基準⑤ 地方物件は「駐車場2台」と「外観」が決め手になる
最後の基準は、地方特有の話です。地方では車は生活必需品で、夫婦ともに1台ずつ所有しているケースがほとんどです。つまり、駐車場が2台分ある物件は、地方では強力な差別化になります。
私が実際に保有している物件でも、「駐車場2台あります」というだけで、他の条件が少し見劣りしても内見希望が来ます。逆に駐車場が1台しかない物件は、ファミリー層にとって「選択肢から外れる」理由になってしまいます。

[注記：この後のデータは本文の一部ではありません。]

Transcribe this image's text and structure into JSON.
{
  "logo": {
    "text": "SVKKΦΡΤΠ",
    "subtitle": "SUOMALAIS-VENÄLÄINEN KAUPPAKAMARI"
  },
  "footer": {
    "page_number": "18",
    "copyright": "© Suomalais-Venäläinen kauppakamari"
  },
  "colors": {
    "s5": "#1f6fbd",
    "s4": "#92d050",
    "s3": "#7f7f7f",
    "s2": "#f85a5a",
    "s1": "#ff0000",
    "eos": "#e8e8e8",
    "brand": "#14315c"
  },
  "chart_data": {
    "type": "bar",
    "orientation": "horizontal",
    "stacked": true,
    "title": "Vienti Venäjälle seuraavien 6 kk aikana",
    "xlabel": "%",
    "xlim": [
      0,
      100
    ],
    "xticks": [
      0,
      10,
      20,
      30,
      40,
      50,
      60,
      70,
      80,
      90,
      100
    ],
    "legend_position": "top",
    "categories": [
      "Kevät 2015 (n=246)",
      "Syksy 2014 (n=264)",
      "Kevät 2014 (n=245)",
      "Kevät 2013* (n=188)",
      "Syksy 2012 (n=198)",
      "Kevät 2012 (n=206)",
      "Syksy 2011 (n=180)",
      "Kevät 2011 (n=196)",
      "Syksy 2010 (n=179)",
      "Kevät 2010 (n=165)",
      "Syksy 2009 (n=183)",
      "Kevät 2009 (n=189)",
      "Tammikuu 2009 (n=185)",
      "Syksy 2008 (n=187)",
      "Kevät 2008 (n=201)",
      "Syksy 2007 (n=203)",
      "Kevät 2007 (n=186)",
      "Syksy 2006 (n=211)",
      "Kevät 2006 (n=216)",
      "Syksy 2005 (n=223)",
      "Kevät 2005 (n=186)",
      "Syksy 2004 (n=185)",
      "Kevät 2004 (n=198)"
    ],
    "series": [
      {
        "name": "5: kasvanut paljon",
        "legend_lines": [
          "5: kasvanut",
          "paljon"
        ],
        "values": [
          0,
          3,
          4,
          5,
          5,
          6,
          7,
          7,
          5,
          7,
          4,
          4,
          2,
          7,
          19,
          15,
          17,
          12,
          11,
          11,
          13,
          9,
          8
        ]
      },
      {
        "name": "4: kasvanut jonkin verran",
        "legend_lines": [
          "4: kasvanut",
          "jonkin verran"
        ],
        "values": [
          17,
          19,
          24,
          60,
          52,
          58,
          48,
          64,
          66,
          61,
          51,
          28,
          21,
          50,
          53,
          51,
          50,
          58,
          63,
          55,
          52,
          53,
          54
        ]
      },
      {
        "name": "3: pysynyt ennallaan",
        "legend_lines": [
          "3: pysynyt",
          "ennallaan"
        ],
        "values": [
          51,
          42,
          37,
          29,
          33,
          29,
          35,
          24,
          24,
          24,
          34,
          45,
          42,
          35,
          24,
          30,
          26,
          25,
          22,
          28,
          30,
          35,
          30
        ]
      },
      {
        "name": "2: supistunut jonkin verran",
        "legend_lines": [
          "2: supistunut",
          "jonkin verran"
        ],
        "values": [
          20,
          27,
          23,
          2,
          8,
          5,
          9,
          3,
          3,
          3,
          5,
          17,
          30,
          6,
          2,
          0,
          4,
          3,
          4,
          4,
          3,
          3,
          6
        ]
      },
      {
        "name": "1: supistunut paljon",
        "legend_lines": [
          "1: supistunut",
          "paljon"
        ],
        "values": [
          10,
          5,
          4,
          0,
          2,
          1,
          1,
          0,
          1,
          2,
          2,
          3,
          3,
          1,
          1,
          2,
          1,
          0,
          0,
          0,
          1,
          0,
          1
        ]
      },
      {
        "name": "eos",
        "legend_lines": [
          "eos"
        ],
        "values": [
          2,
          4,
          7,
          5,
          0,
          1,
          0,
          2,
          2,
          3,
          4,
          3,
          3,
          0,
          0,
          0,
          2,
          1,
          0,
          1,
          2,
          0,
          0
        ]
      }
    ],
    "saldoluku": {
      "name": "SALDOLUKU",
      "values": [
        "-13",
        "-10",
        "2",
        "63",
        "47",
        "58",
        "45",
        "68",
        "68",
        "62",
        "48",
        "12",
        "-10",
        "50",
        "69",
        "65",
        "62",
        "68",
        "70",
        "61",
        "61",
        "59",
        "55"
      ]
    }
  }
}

そしてもう一つ、見落とされがちなのが外観・写真映えです。
今の入居者探しはSUUMOやアットホームの写真で第一印象が決まります。どれだけ内装がきれいでも、外観の写真が暗くてぼろっとして見えると、内見すら来てもらえません。
主観かもしれませんが、私の経験上、すぐに決まる物件は外観の写真がいいものばかりです。
物件を見に行くとき、私は必ず「この外観は写真に撮ったら魅力的に見えるか」を意識します。外観が古くても、花壇があったり、玄関まわりが整っていたりするだけで印象は大きく変わります。
まとめ:基準が決まれば、迷いがなくなる
最初は「どんな物件を選べばいいか分からない」という状態でしたが、基準が決まってからは物件探しが一気にスムーズになりました。
私が使っている5つの基準をまとめるとこうなります。
- 借り手のイメージを先に決める(誰が・いくらで住むか)
- SUUMOで家賃相場を調べ、中間より少し高めに設定する
- 利回り15%以上になる購入価格を逆算する
- 旧耐震NG・築40年未満・大型リフォーム不要を条件にする
- 地方は駐車場2台と外観の写真映えを重視する
もちろん、これが唯一の正解というわけではありません。でも「判断の軸」があるだけで、物件を見たときに「これは合格」「これは見送り」と即座に判断できるようになります。
迷っている時間も、エネルギーです。基準を決めて、動いていきましょう。
この記事を読んだあなたへ:次の一歩
まず、自分が投資したいエリアの賃貸相場をSUUMOで調べてみてください。
「3DK 〇〇市」で検索するだけでOKです。最安と最高を確認して、「自分ならいくらで貸せるか」をノートに書き出す。それだけで、物件探しの第一歩が始まります。
「良い物件」を探すより、「基準を決めてから探す」。この順番を変えるだけで、物件選びは変わります。